The mouse mutant wavy tail Tg(Col1a1-lacZ)304ng was created through transgene insertion and exhibits defects of the vertebral column. Homozygous mutant animals have compressed tail vertebrae and wedge-shaped intervertebral discs, resulting in a meandering tail. Delayed closure of lumbar neural arches and lack of processus spinosi have been observed; these defects become most prominent during the transition from cartilage to bone.

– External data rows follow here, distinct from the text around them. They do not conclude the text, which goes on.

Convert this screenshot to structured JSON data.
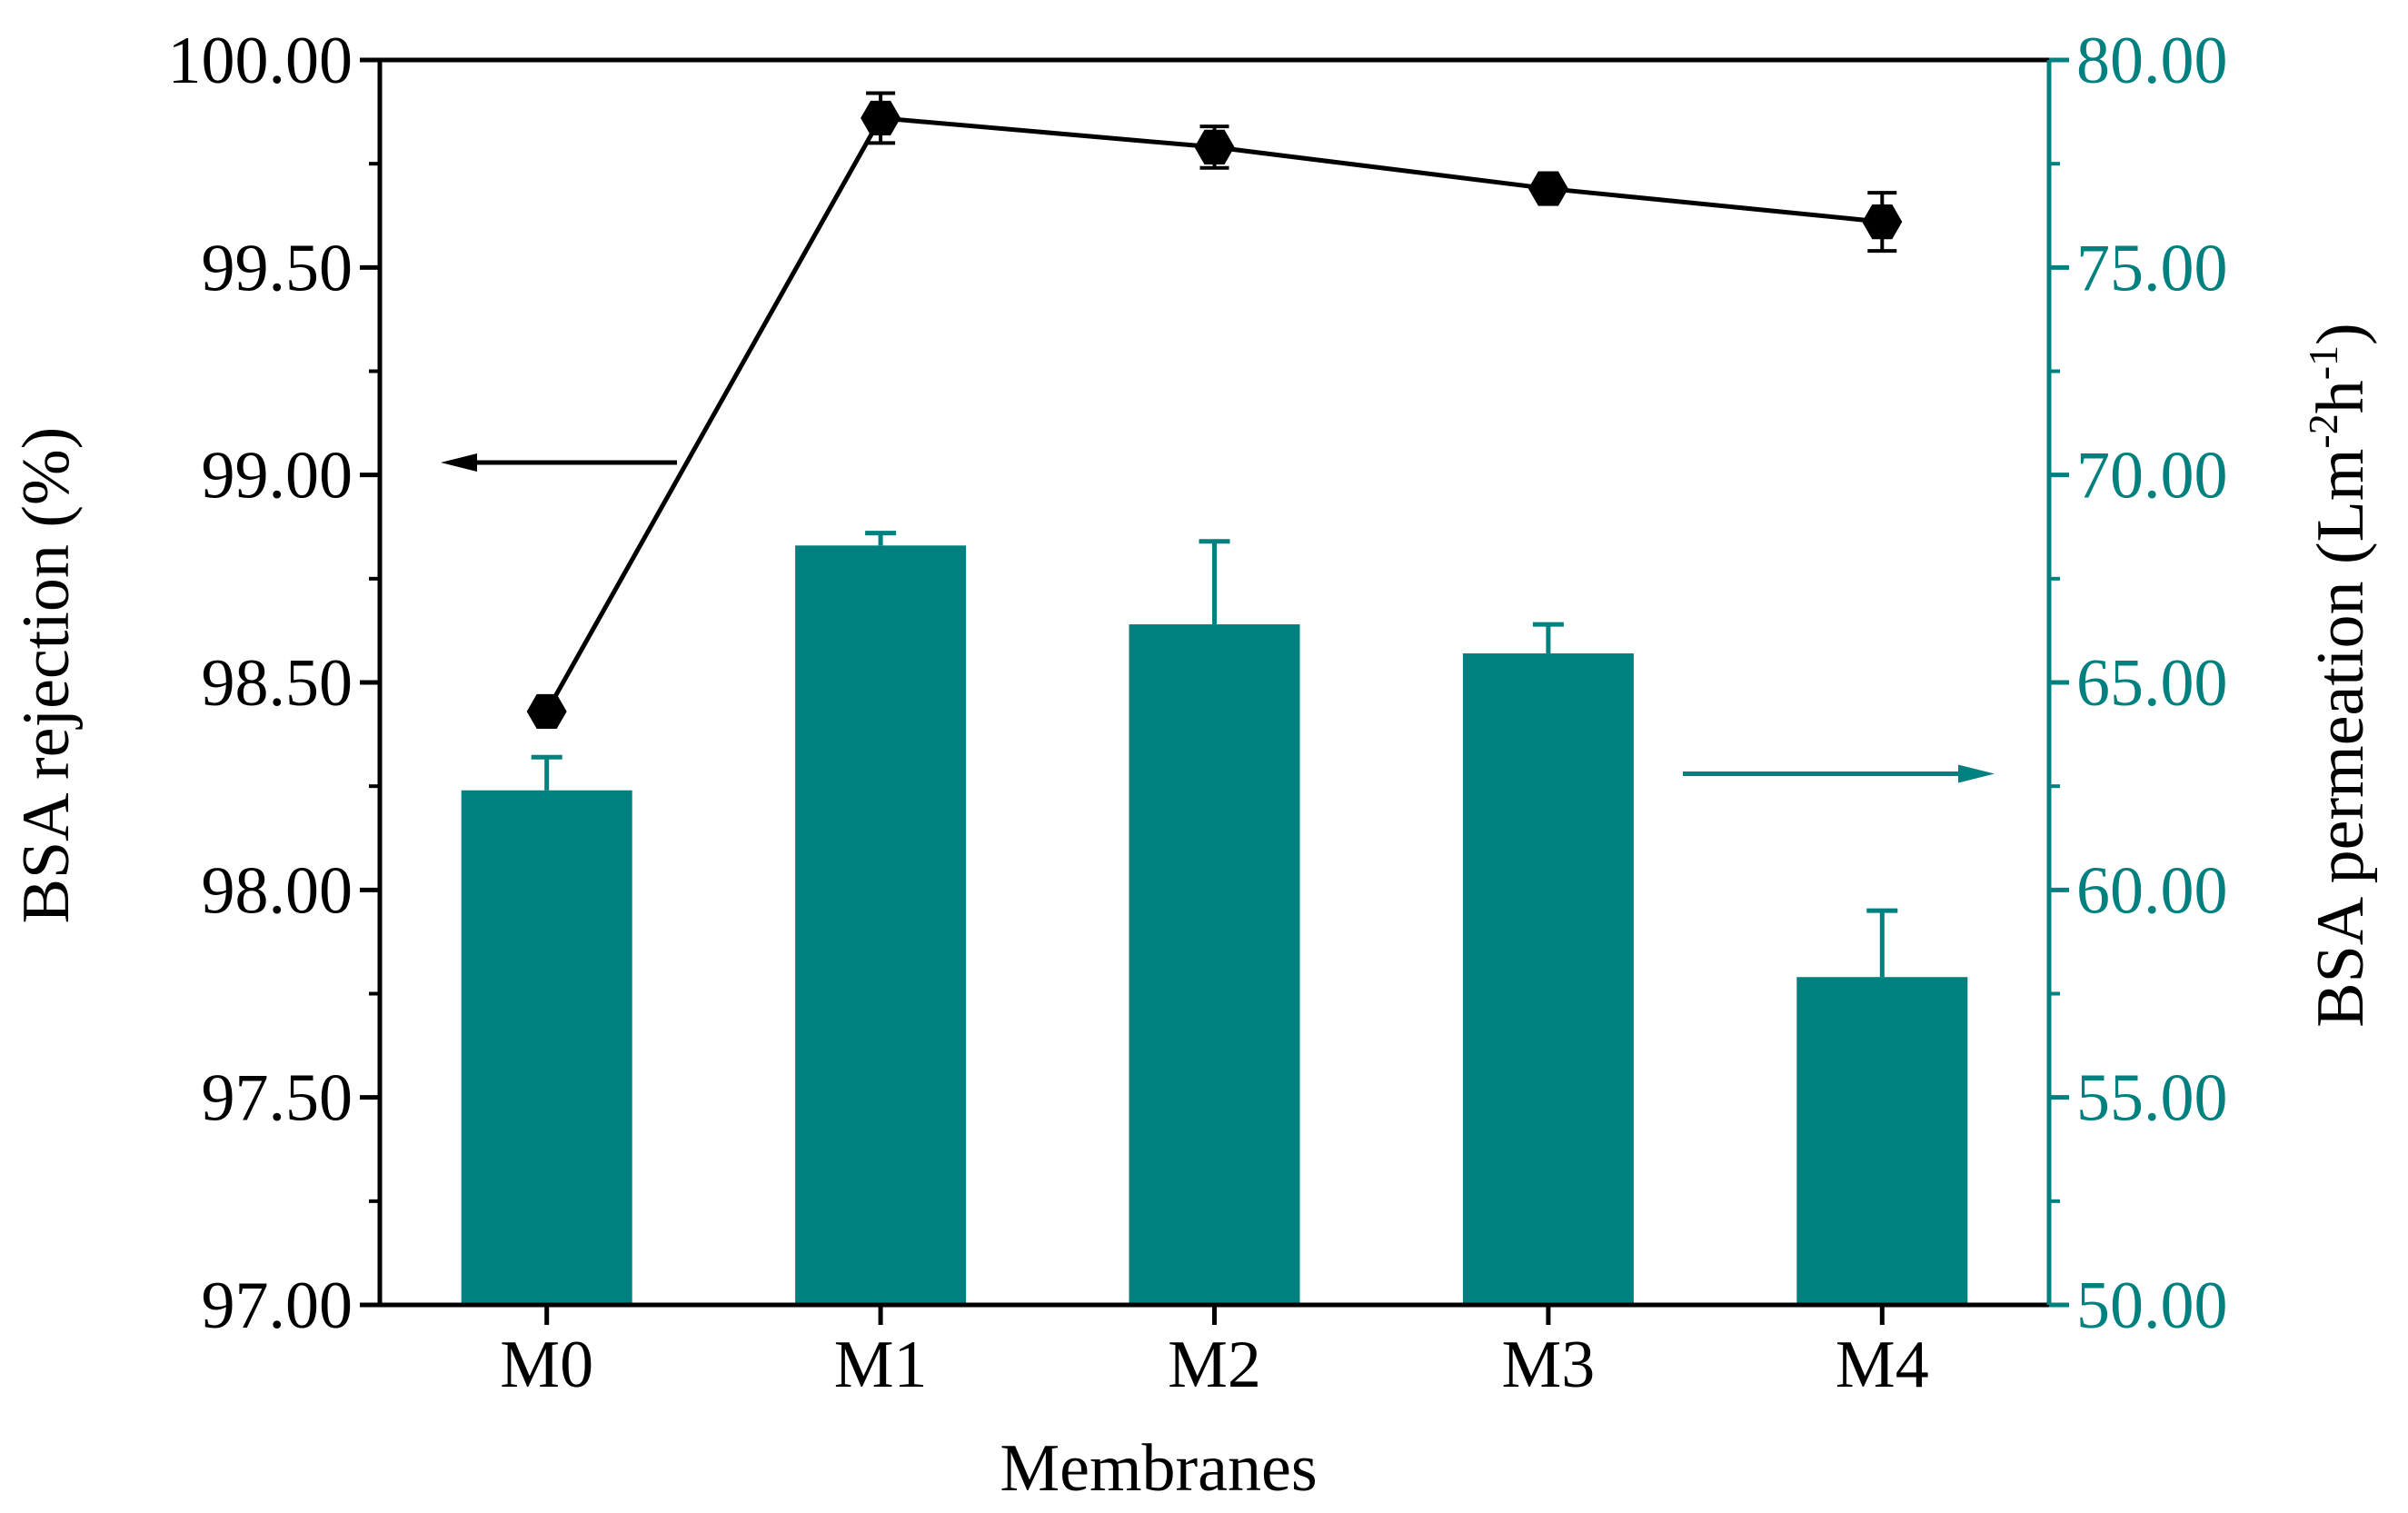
{
  "chart_data": {
    "type": "bar+line",
    "xlabel": "Membranes",
    "categories": [
      "M0",
      "M1",
      "M2",
      "M3",
      "M4"
    ],
    "left_axis": {
      "label": "BSA rejection (%)",
      "ylim": [
        97.0,
        100.0
      ],
      "ticks": [
        "97.00",
        "97.50",
        "98.00",
        "98.50",
        "99.00",
        "99.50",
        "100.00"
      ],
      "color": "#000000"
    },
    "right_axis": {
      "label_main": "BSA permeation (Lm",
      "label_sup1": "-2",
      "label_mid": "h",
      "label_sup2": "-1",
      "label_end": ")",
      "ylim": [
        50.0,
        80.0
      ],
      "ticks": [
        "50.00",
        "55.00",
        "60.00",
        "65.00",
        "70.00",
        "75.00",
        "80.00"
      ],
      "color": "#00807f"
    },
    "series": [
      {
        "name": "BSA permeation",
        "kind": "bar",
        "axis": "right",
        "values": [
          62.4,
          68.3,
          66.4,
          65.7,
          57.9
        ],
        "errors": [
          0.8,
          0.3,
          2.0,
          0.7,
          1.6
        ],
        "color": "#00807f"
      },
      {
        "name": "BSA rejection",
        "kind": "line",
        "axis": "left",
        "values": [
          98.43,
          99.86,
          99.79,
          99.69,
          99.61
        ],
        "errors": [
          0.0,
          0.06,
          0.05,
          0.0,
          0.07
        ],
        "color": "#000000"
      }
    ]
  }
}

The spina bifida was resistant to folic acid treatment, while retinoic acid administration caused severe skeletal defects in the mutant, but none in wild type control animals. The transgene integrated at chromosome 11 band D, in an area of high gene density. The insertion site was located between the transcription start sites of the Rpl23 and Lasp1 genes. LASP1 (an actin binding protein involved in cell migration and survival) was found to be produced in resting and hypertrophic chondrocytes in the vertebrae. In mutant vertebrae, temporal and spatial misexpression of Lasp1 was observed, indicating that alterations in Lasp1 transcription are most likely responsible for the observed phenotype. These data reveal a yet unappreciated role of Lasp1 in chondrocyte differentiation during cartilage to bone transition.